Le ministère des Transports recherche une alternative moins
problématique. Le professeur Jamal Rhazi, du Département de génie civil,
possède peut-être des éléments de la solution. Il propose la mesure du
potentiel de corrosion des armatures dans les dalles de tabliers de ponts
par l'intrados, soit la face inférieure du pont. De telles mesures de la
corrosion sont faisables du point de vue pratique, mais des essais
in situ
permettraient de disposer de données plus fiables sur le sujet. Si les tests
s'avèrent concluants, les usagers de la route et le gouvernement en
ressortiront gagnants.
Pour sa part, le doctorant en génie civil Bilal Filali a présenté le
principe d'une nouvelle technique en cours de développement basée sur la
propagation des ondes radar de surface. Il a également présenté un cas
d'application du radar aux sols qui concerne la détection du front de dégel
dans l'aréna Marcel-Dionne de Drummondville. Cette technologie est basée sur
la propagation des ondes électromagnétiques. Elle comporte certains
avantages dont la possibilité d'observer dans un sol jusqu'à plus de huit
mètres avec l'antenne radar de 400 MHz, même à
travers un réseau de canalisation.
Écluses
La Chaire a également réalisé deux projets visant l'analyse des écluses.
Le professeur de génie civil Patrice Rivard, spécialisé en matériaux, a
expérimenté en période hivernale des méthodes de mesure des contraintes dans
le béton des écluses de Montréal. Il dirige également des recherches sur les
mesures par diagraphie. Celles-ci consistent à enregistrer les
caractéristiques des roches traversées après avoir effectué un forage à
l'aide de différentes sondes.
Riad Al-Wardany, l'un des nombreux doctorants formés par la Chaire, a
quant à lui évalué les conditions du béton de l'écluse Côte-Sainte-Catherine
par tomographie sonique. Cette technique non destructive permet d'obtenir
des images de l'état interne du béton à partir d'une série de mesures
d'ondes sismiques.
Le chercheur a également fait usage d'une autre technique non destructive
basée sur la propagation des ondes de surface afin de déterminer la qualité
du béton. Marteaux, nacelle et hydrophones ont permis de diagnostiquer une
bonne qualité de béton.
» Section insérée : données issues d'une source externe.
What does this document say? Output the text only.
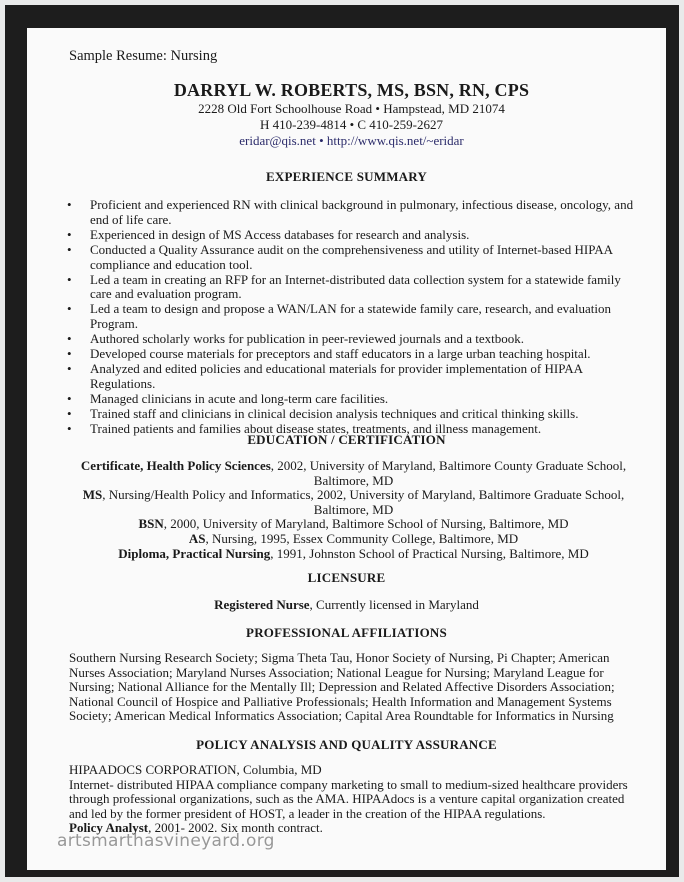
Sample Resume: Nursing
DARRYL W. ROBERTS, MS, BSN, RN, CPS
2228 Old Fort Schoolhouse Road • Hampstead, MD 21074
H 410-239-4814 • C 410-259-2627
eridar@qis.net • http://www.qis.net/~eridar
EXPERIENCE SUMMARY
• Proficient and experienced RN with clinical background in pulmonary, infectious disease, oncology, and end of life care.
• Experienced in design of MS Access databases for research and analysis.
• Conducted a Quality Assurance audit on the comprehensiveness and utility of Internet-based HIPAA compliance and education tool.
• Led a team in creating an RFP for an Internet-distributed data collection system for a statewide family care and evaluation program.
• Led a team to design and propose a WAN/LAN for a statewide family care, research, and evaluation Program.
• Authored scholarly works for publication in peer-reviewed journals and a textbook.
• Developed course materials for preceptors and staff educators in a large urban teaching hospital.
• Analyzed and edited policies and educational materials for provider implementation of HIPAA Regulations.
• Managed clinicians in acute and long-term care facilities.
• Trained staff and clinicians in clinical decision analysis techniques and critical thinking skills.
• Trained patients and families about disease states, treatments, and illness management.
EDUCATION / CERTIFICATION
Certificate, Health Policy Sciences, 2002, University of Maryland, Baltimore County Graduate School,
Baltimore, MD
MS, Nursing/Health Policy and Informatics, 2002, University of Maryland, Baltimore Graduate School,
Baltimore, MD
BSN, 2000, University of Maryland, Baltimore School of Nursing, Baltimore, MD
AS, Nursing, 1995, Essex Community College, Baltimore, MD
Diploma, Practical Nursing, 1991, Johnston School of Practical Nursing, Baltimore, MD
LICENSURE
Registered Nurse, Currently licensed in Maryland
PROFESSIONAL AFFILIATIONS
Southern Nursing Research Society; Sigma Theta Tau, Honor Society of Nursing, Pi Chapter; American Nurses Association; Maryland Nurses Association; National League for Nursing; Maryland League for Nursing; National Alliance for the Mentally Ill; Depression and Related Affective Disorders Association; National Council of Hospice and Palliative Professionals; Health Information and Management Systems Society; American Medical Informatics Association; Capital Area Roundtable for Informatics in Nursing
POLICY ANALYSIS AND QUALITY ASSURANCE
HIPAADOCS CORPORATION, Columbia, MD
Internet- distributed HIPAA compliance company marketing to small to medium-sized healthcare providers through professional organizations, such as the AMA. HIPAAdocs is a venture capital organization created and led by the former president of HOST, a leader in the creation of the HIPAA regulations.
Policy Analyst, 2001- 2002. Six month contract.
artsmarthasvineyard.org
La méthode des ondes de surface a l'avantage de
faire les mesures à partir d'une seule face accessible et d'estimer la
qualité globale de l'élément ausculté sur toute son épaisseur.
Devant la vétusté d'ouvrages d'art, qui ont plus de 35 ans
d'usure dans la grande majorité des cas, il devient impératif de procéder à
une évaluation de leur état de santé et d'établir des programmes économiques
de gestion et de réhabilitation. En conséquence, la Chaire CRSNG-Industrie
du professeur Ballivy ne risque pas de manquer de projets.